Frank's Guide to Git Objects

Introduction

This article serves as the DLC to my previous article. While it doesn't introduce any changes to the Git workflow, it provides insight into the inner workings of Git. The discussion will revolve around the four primary objects utilized by Git, and as a spoiler alert: I already covered the main object in the previous article.

Hash Functions

A hash function takes an object as input and generates a corresponding hash code as output. When provided with the same unchanged object, the hash function consistently produces the same hash code, regardless of how many times it is invoked. However, if the object is changed, the hash function will yield a different hash code.

In Figure #1, we input an arbitrary file into the hash function, resulting in the hash code S7MOP8. Repeating the process with the unaltered file maintains the hash code as S7MOP8. On the third attempt, after modifying the file, the hash function produces a new hash code, RF9GH6.

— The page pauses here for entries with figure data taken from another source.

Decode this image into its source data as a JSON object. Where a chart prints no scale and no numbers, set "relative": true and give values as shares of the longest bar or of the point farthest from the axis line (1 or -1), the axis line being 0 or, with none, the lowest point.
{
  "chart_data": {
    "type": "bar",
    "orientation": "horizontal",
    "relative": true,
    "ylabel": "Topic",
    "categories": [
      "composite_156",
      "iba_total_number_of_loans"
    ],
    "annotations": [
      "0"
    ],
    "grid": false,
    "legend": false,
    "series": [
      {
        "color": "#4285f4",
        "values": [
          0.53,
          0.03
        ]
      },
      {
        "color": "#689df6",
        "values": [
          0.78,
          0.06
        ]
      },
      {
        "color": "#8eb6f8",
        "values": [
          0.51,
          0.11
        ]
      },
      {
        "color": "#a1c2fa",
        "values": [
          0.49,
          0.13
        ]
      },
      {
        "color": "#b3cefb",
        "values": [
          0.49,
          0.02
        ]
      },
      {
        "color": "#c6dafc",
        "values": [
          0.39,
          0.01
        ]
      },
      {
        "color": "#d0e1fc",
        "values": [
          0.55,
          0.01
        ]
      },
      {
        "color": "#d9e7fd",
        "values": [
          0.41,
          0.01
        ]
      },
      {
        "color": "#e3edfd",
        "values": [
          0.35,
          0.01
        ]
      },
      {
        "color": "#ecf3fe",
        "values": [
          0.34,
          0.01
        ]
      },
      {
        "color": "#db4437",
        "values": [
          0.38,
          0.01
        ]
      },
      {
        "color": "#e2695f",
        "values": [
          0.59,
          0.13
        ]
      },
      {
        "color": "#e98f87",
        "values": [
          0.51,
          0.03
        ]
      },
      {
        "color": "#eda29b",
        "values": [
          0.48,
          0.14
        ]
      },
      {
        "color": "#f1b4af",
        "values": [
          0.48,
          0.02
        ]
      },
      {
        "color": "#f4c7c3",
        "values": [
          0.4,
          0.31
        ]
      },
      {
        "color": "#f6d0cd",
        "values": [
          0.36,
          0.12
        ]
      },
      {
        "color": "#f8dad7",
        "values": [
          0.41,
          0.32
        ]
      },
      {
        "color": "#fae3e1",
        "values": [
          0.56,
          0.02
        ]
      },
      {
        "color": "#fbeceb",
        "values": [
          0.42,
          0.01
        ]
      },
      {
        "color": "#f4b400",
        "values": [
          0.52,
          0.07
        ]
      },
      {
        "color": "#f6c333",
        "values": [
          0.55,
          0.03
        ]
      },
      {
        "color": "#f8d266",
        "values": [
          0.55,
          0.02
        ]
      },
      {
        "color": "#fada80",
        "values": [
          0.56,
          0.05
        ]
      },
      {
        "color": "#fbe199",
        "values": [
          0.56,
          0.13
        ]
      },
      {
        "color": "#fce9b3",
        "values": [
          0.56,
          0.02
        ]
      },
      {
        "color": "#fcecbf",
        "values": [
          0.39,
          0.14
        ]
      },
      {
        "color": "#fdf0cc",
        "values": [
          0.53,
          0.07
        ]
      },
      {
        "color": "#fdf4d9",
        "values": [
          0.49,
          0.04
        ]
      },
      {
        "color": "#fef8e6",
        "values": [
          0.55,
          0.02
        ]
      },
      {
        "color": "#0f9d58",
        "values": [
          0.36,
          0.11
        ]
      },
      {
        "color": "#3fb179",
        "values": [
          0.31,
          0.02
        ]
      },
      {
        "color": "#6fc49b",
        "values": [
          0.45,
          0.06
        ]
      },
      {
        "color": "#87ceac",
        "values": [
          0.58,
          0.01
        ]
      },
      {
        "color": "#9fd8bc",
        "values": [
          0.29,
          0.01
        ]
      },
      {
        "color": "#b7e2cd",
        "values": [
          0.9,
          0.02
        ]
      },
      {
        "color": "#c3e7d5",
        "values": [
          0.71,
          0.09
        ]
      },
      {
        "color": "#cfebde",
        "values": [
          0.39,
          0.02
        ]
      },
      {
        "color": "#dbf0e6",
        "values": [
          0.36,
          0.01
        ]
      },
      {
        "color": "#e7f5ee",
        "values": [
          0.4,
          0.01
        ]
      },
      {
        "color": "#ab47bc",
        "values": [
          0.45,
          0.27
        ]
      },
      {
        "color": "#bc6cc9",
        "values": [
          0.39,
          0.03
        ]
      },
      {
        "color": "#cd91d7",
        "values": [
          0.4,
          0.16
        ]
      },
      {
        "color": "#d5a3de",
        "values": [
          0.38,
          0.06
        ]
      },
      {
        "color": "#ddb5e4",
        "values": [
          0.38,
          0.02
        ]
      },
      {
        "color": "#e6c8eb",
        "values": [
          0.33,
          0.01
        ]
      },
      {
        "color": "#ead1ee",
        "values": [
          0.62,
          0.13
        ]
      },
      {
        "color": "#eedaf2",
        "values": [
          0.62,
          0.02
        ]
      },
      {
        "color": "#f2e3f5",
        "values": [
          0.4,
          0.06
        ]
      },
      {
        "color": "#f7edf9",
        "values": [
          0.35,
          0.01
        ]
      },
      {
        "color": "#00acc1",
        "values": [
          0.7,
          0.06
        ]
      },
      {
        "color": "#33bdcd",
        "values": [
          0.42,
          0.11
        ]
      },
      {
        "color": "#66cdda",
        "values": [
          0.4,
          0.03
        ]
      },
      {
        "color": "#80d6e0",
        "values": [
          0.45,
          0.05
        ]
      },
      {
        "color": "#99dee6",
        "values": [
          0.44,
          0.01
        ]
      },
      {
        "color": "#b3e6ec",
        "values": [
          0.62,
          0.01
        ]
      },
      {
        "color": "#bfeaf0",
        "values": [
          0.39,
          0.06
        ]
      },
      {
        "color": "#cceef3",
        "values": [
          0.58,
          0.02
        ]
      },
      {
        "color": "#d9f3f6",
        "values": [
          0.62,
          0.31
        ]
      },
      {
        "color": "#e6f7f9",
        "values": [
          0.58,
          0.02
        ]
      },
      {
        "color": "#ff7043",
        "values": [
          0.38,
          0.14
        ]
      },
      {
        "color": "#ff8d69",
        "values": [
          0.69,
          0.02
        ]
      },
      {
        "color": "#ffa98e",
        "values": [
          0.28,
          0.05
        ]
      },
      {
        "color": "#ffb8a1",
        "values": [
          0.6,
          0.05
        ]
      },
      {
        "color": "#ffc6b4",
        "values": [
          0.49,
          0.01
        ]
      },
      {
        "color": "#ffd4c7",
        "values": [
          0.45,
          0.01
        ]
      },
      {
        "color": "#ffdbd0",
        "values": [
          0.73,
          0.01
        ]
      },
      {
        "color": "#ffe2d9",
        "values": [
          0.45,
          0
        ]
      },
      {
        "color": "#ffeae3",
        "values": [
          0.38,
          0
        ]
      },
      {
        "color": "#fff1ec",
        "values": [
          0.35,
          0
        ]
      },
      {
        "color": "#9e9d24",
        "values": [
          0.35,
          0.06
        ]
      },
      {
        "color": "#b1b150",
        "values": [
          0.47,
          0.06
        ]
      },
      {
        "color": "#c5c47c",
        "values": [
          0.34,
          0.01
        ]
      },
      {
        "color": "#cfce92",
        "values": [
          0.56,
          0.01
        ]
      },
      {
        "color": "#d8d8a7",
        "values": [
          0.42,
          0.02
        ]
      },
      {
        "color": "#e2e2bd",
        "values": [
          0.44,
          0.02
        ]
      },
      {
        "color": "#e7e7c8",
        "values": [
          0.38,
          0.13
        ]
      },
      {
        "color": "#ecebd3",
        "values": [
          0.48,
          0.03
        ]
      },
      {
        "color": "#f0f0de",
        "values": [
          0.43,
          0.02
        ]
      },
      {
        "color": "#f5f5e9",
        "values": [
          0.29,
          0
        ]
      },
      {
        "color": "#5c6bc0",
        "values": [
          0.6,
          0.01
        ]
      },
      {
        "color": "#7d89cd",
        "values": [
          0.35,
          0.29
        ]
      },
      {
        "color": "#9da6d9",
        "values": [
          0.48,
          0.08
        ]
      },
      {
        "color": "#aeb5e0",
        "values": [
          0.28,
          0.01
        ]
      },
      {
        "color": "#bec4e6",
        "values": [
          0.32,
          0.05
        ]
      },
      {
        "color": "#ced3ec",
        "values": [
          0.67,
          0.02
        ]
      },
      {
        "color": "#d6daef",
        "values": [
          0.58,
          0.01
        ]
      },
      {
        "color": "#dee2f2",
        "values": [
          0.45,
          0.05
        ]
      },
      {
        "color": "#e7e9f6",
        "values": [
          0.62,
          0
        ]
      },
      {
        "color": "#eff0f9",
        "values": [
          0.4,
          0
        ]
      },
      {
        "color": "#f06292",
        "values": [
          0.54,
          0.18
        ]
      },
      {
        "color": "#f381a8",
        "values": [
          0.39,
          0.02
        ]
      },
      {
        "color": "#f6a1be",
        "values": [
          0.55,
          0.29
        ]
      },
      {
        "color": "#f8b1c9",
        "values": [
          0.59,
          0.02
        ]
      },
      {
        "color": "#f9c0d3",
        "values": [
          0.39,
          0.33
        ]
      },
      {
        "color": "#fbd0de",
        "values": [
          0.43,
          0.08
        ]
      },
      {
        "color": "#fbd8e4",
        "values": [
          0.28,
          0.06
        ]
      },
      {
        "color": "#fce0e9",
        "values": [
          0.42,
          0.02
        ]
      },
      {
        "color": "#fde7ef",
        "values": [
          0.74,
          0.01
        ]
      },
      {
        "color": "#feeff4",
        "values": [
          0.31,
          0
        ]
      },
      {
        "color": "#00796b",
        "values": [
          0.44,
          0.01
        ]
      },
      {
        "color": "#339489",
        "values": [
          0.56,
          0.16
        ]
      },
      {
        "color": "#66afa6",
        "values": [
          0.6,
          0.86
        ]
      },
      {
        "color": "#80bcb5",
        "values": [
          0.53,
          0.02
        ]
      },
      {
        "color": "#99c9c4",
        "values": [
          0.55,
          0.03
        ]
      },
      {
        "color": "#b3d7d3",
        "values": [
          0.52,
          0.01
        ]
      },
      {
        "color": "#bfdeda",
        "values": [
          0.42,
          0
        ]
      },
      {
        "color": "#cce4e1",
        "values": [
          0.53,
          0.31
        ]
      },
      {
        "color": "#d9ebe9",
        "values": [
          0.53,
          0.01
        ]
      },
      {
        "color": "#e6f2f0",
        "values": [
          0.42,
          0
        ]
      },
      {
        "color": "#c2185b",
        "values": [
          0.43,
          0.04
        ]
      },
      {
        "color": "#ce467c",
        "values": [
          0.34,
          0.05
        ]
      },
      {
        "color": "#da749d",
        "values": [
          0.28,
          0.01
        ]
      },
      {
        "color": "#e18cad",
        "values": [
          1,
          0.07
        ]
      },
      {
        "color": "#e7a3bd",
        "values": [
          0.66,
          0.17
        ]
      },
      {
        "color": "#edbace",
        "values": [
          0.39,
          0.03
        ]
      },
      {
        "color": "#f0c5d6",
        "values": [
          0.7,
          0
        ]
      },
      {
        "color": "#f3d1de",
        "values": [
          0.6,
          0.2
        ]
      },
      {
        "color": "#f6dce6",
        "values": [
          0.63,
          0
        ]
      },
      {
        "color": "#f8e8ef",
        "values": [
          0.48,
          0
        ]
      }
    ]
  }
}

Git relies on hash codes to determine whether changes have occurred in the repository. When a file is staged with git add, a hash function is executed to check for a new hash code. If the resulting hash code changes, a new commit object can be created by executing git commit.

Git Objects

The four fundamental types of Git objects—tags, blobs, trees, and commits—are all stored within the .git folder located in a Git rep. These objects serve as the backbone of Git, enabling the execution of various commands and workflows associated with Git. Let's take a brief look before looking at each type in more detail:

• Tag: An object that assigns a human-readable string to another object. For example, a commit object can be tagged with a label like strictly-confidential.
• Blob: An object designed to store the contents of a file, without including the filenames.
• Tree: An object responsible for storing the contents of a directory.
• Commit: Created by the git commit command, this object tracks changes in a Git repo.

Blobs

Git blobs, short for binary large objects, represent the object type used by Git to store file contents in a Git repo. The most notable characteristic of blobs is their lack of metadata about the file, including its name. Like other Git objects, blobs are assigned a hash code, serving as a unique identifier that maps to its corresponding file name.

Figure #2 is a visual representation of a blob, featuring the contents of an arbitrary Python file along with its unique hash code.

Trees

Git trees represent the object type used by Git to store the contents of a directory. Each entry within a tree includes a hash code pointing to either a blob or another tree, along with some metadata. The tree houses the file name of a blob, and they are mapped to each other via the hash code.

Figure #3 is a visual representation of a tree alongside its child blob and tree. Notice that the arrows point to its matching hash code.

Commits

Git commit objects track every change made to the Git repository. These objects store metadata, including details such as the author, committer, and commit message. Each commit object points to a tree object, capturing a snapshot of the Git repos state at the time the git commit command is executed. Furthermore, commit objects point to their parent commit, except the initial commit, because it lacks a parent. When utilizing Git's time-traveling features, such as executing git checkout, the hash of the commit object is used to map to the correct contents of the desired commit.

Figure #4 is a visual representation of the initial commit and its child commit. The initial commit also contains a label, but it has been removed from the child commit. Also, notice how the child commit points to its parent.

Conclusion

After executing the git commit command, Git captures a snapshot of the state of the Git repository and then inputs it through a hash function. If the output hash code is different from the previous one, a new commit object is created. The new entries in the tree object referenced in the newly created commit object represent the updated files and directories. Within the tree object, the blob objects contain the actual changes made on the Git repo. Finally, tags can be assigned to all objects in Git.

And that completes my second article on Git, I hope you enjoyed it and learned something new!